In the hospitality world, it’s not just hotel guests who win points and rewards.
The Westin Princeville Ocean Resort Villas on Kauai’s North Shore earned a bonus when it installed a system that delivers electricity more efficiently and comes with a free byproduct, heat.
That byproduct, which would normally be wasted, is harvested to run the Westin Princeville’s absorption chiller for its air conditioning, to warm the hotel pool and spas, provide hot water, and light tiki torches after dark.
Known as “cogen,” for cogeneration, the resort’s recently completed Combined Cooling, Heat and Power (CHP) plant runs on propane, often referred to as liquefied petroleum gas. Propane is produced from both natural-gas processing and crude-oil refining.
“From an economic standpoint, it was the most feasible option to reduce energy costs, consumption and carbon outputs versus other commercially available distributed power- generation systems,” says Brian Harrier, the resort’s director of engineering.
“LPG is a very clean-burning fuel source, so our exhaust output is much more environmentally friendly than a typical diesel or gasoline-fueled system,” he says. With a peak output of 1 megawatt, the CHP system provides nearly enough electricity for the resort’s peak load, though the load is usually lower.
“(Because) we are able to utilize the heat energy that would otherwise be discharged out of a conventional system, our overall system efficiency is approximately 70 percent versus a typical utility maximum efficiency of 35 percent,” Harrier says. Part of what makes CHP so efficient is the onsite distribution, which eliminates electricity losses from transmission, but might prove a drawback aesthetically.

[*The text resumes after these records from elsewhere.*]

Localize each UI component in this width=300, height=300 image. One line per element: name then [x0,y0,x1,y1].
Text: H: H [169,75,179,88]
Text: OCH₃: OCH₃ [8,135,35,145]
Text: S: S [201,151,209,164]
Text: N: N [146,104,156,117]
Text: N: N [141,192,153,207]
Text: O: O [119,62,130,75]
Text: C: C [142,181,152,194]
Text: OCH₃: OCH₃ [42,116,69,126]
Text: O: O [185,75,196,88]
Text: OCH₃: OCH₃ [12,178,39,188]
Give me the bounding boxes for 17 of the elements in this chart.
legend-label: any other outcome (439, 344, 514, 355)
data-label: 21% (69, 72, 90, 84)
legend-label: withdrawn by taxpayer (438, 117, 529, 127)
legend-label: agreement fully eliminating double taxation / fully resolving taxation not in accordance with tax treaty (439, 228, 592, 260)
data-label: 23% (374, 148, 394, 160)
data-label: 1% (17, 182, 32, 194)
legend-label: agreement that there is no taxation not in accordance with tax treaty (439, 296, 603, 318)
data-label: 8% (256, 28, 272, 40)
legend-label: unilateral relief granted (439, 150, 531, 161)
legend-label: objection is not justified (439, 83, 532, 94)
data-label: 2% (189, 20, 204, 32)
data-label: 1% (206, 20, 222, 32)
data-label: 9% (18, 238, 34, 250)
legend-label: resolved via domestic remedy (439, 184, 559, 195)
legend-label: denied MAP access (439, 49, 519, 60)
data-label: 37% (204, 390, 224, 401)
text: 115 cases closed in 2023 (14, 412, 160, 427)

THE WESTIN’S EFFICIENCY IS 70% VS. A TYPICAL UTILITY EFFICIENCY OF 35%.
“The noise levels of our system are low,” Harrier says. “We were able to obscure our system visually so as not to detract from the Westin Princeville’s beautiful grounds. And, our infrastructure has improved vastly, as we now have redundancy built into all of our major electrical and mechanical systems,” he says.
The hotel remains connected to the Kauai grid, Harrier says. “In the event of an equipment outage, we are able to seamlessly transition between power sources. The system does allow us an additional barrier against loss of grid power, and does contain the capability of running in standalone mode.”
Hawaii hotels that have turned to CHP for their energy include the Kauai Marriott Resort & Beach Club in Lihue, which also uses propane, and the Four Seasons Resort Hawaii, Lanai at Manele Bay, which runs on diesel.
“CHP works best when there is a steady thermal (A/C or heat) load,” says Joe Boivin, senior VP for business development and corporate affairs at HawaiiGas. “Particularly hotels and hospitals that need steady air conditioning and hot water. It also works when these loads vary, but the economic returns may not be as high, so each application must be assessed on the specific economic benefits.”
Boivin says several CHP projects are currently in the planning stage.
Back to the future
Though the Westin Princeville’s plant is at the cutting edge of engineering and design, CHP is a well-established technology.
Favored mostly on college campuses, in hospitals and for industry, CHP has been around in the U.S. since Thomas Edison used it to power the world’s first commercial power plant in Manhattan. As technology advanced to large, centralized generators, CHP declined in favor of easier-to purchase electricity.
But, in 2013, rising energy needs and renewed interest led the U.S. Energy Department to announce $11 million in funding for centers that help local businesses develop CHP projects. The Energy Department estimates the nation has an installed capacity of more than 82 gigawatts of CHP – equal to 8 percent of total generating capacity.
Clean, but not renewable
How does CHP fit into the state’s energy future? One disadvantage is that it makes no use of renewable sources such as wind and solar power, says Richard Wallsgrove, program director at the Blue Planet Foundation. He was not familiar with the Weston Princeville CHP system, but says, “While more distributed generation can be a good step forward in Hawaii’s transition to 100 percent renewable energy, CHP that burns propane is not a great idea. It is not renewable. It is not local.”
He says the foundation would be especially disappointed if a CHP project took a business off the grid and made it completely dependent on fossil fuels, at the same time that energy on the grid is increasingly coming from renewable sources. “That type of CHP would actively slow down the state’s transition to 100 percent clean, local energy,” he says.
Law professor Shalanda Baker, who teaches renewable energy, policy and climate change at UH’s Richardson Law School, advocates a balance.
“Hawaii has the capacity to enter a 100 percent renewable-energy future. But any time you are able to generate electricity in a way that is more distributed, whether by clean or more traditional fossil-fuel mechanisms, the argument is you are bringing more resilience to the grid,” she says.
“Propane is clean, but as we investigate ways to bring about creative distributed energy, let’s make sure we use the resources readily available on the table – wind, solar, wave power,” Baker says.